The datasets used in this project can be found in the Data folder. Raw data is also present along with processed data. To process data yourself, you can use processdata notebook present in the repository. The processed data is also present in the folder.
I used the TPU's provided by kaggle to train the models. For using kaggle, follow these steps:
- Create a dataset using the files provided in the Data folder.
- Upload notebooks in this repo on kaggle.
- Add the dataset created in the first step in these notebooks using the data tab on right side of notebook.
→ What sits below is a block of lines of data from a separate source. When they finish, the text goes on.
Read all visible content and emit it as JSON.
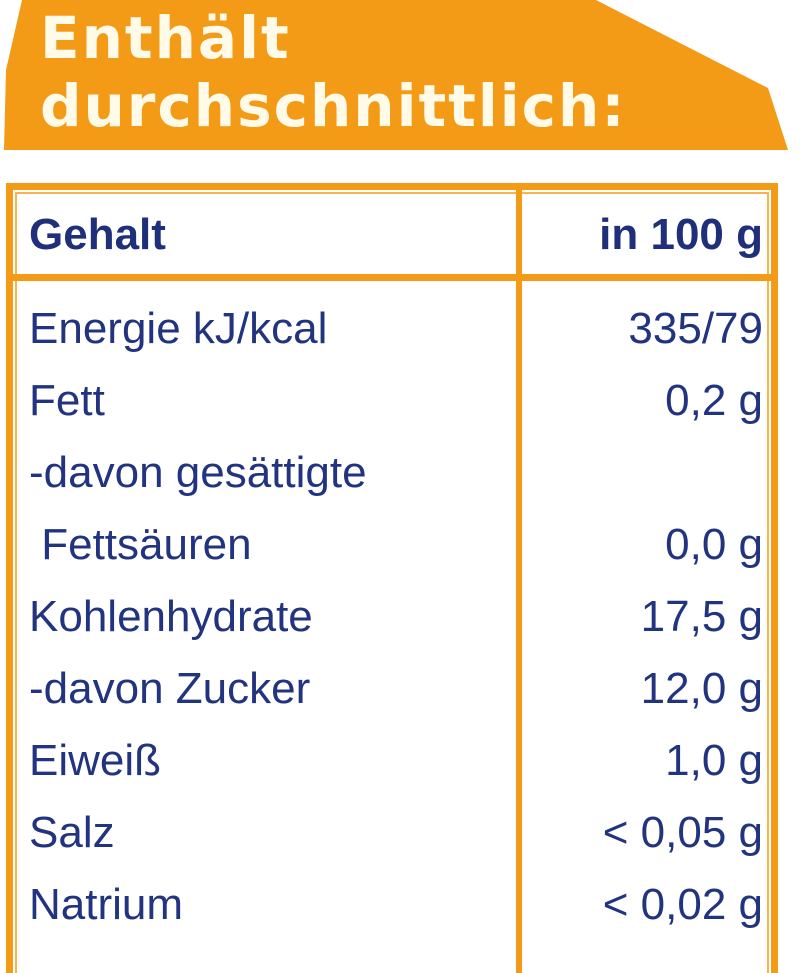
{
  "banner": {
    "line1": "Enthält",
    "line2": "durchschnittlich:",
    "color": "#f39a16"
  },
  "table": {
    "header": {
      "name": "Gehalt",
      "value": "in 100 g"
    },
    "rows": [
      {
        "name": "Energie kJ/kcal",
        "value": "335/79"
      },
      {
        "name": "Fett",
        "value": "0,2 g"
      },
      {
        "name": "-davon gesättigte",
        "value": ""
      },
      {
        "name": " Fettsäuren",
        "value": "0,0 g"
      },
      {
        "name": "Kohlenhydrate",
        "value": "17,5 g"
      },
      {
        "name": "-davon Zucker",
        "value": "12,0 g"
      },
      {
        "name": "Eiweiß",
        "value": "1,0 g"
      },
      {
        "name": "Salz",
        "value": "< 0,05 g"
      },
      {
        "name": "Natrium",
        "value": "< 0,02 g"
      }
    ]
  }
}
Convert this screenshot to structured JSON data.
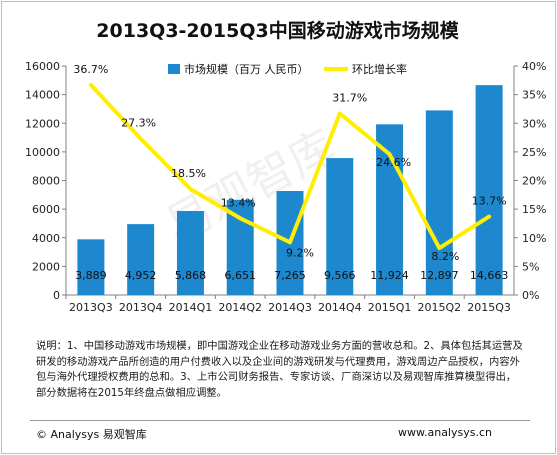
{
  "chart_data": {
    "type": "bar",
    "title": "2013Q3-2015Q3中国移动游戏市场规模",
    "categories": [
      "2013Q3",
      "2013Q4",
      "2014Q1",
      "2014Q2",
      "2014Q3",
      "2014Q4",
      "2015Q1",
      "2015Q2",
      "2015Q3"
    ],
    "series": [
      {
        "name": "市场规模（百万 人民币）",
        "type": "bar",
        "axis": "left",
        "color": "#1e88cf",
        "values": [
          3889,
          4952,
          5868,
          6651,
          7265,
          9566,
          11924,
          12897,
          14663
        ],
        "labels": [
          "3,889",
          "4,952",
          "5,868",
          "6,651",
          "7,265",
          "9,566",
          "11,924",
          "12,897",
          "14,663"
        ]
      },
      {
        "name": "环比增长率",
        "type": "line",
        "axis": "right",
        "color": "#ffee00",
        "values": [
          36.7,
          27.3,
          18.5,
          13.4,
          9.2,
          31.7,
          24.6,
          8.2,
          13.7
        ],
        "labels": [
          "36.7%",
          "27.3%",
          "18.5%",
          "13.4%",
          "9.2%",
          "31.7%",
          "24.6%",
          "8.2%",
          "13.7%"
        ]
      }
    ],
    "ylim": [
      0,
      16000
    ],
    "y_ticks": [
      "0",
      "2000",
      "4000",
      "6000",
      "8000",
      "10000",
      "12000",
      "14000",
      "16000"
    ],
    "y2lim": [
      0,
      40
    ],
    "y2_ticks": [
      "0%",
      "5%",
      "10%",
      "15%",
      "20%",
      "25%",
      "30%",
      "35%",
      "40%"
    ],
    "legend_position": "top",
    "grid": false,
    "watermark": "易观智库"
  },
  "note": "说明：1、中国移动游戏市场规模，即中国游戏企业在移动游戏业务方面的营收总和。2、具体包括其运营及研发的移动游戏产品所创造的用户付费收入以及企业间的游戏研发与代理费用，游戏周边产品授权，内容外包与海外代理授权费用的总和。3、上市公司财务报告、专家访谈、厂商深访以及易观智库推算模型得出，部分数据将在2015年终盘点做相应调整。",
  "footer": {
    "left": "© Analysys 易观智库",
    "right": "www.analysys.cn"
  }
}
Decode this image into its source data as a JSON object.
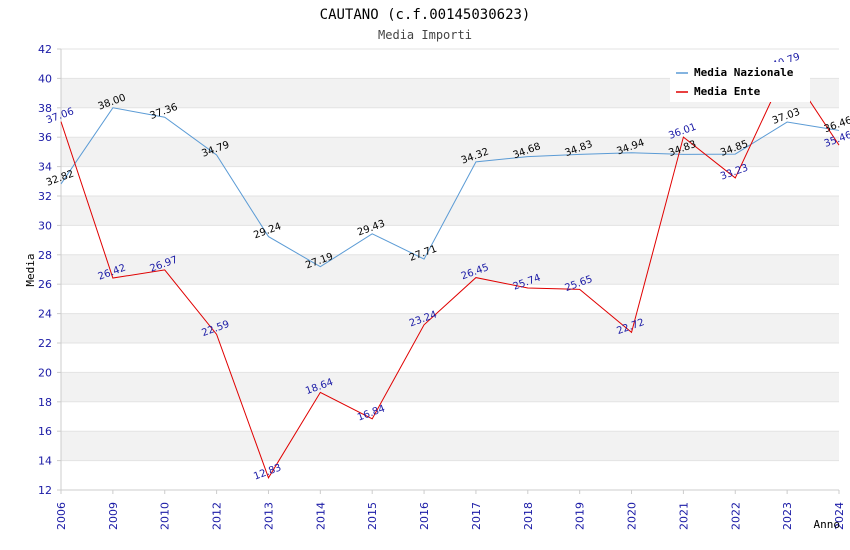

- Change the accelator to TPU in the settings tab on right side of the notebook.
- Run all cells of the notebook. The required output/results will be present in the output of last cell.
To run on your local machine. Follow these steps:
- Download and install anaconda from this website: https://www.anaconda.com/products/individual.
- After installation, you will need to install dependencies. For this run following commands:
- conda install -c anaconda jupyter
- conda install -c anaconda tensorflow-gpu
- conda install -c conda-forge tqdm
- conda install -c conda-forge numpy
- conda install -c conda-forge pandas
- conda install -c jmcmurray json
- conda install -c anaconda scikit-learn
- conda install -c conda-forge transformers
- Now open notebook by running following command in the repository where this repo is cloned: jupyter notebook
- You can train models on CPU or GPU but it will take hours, and you need to adjust the batch size of model.fit call w.r.t. to the RAM of your system and/or memory of GPU.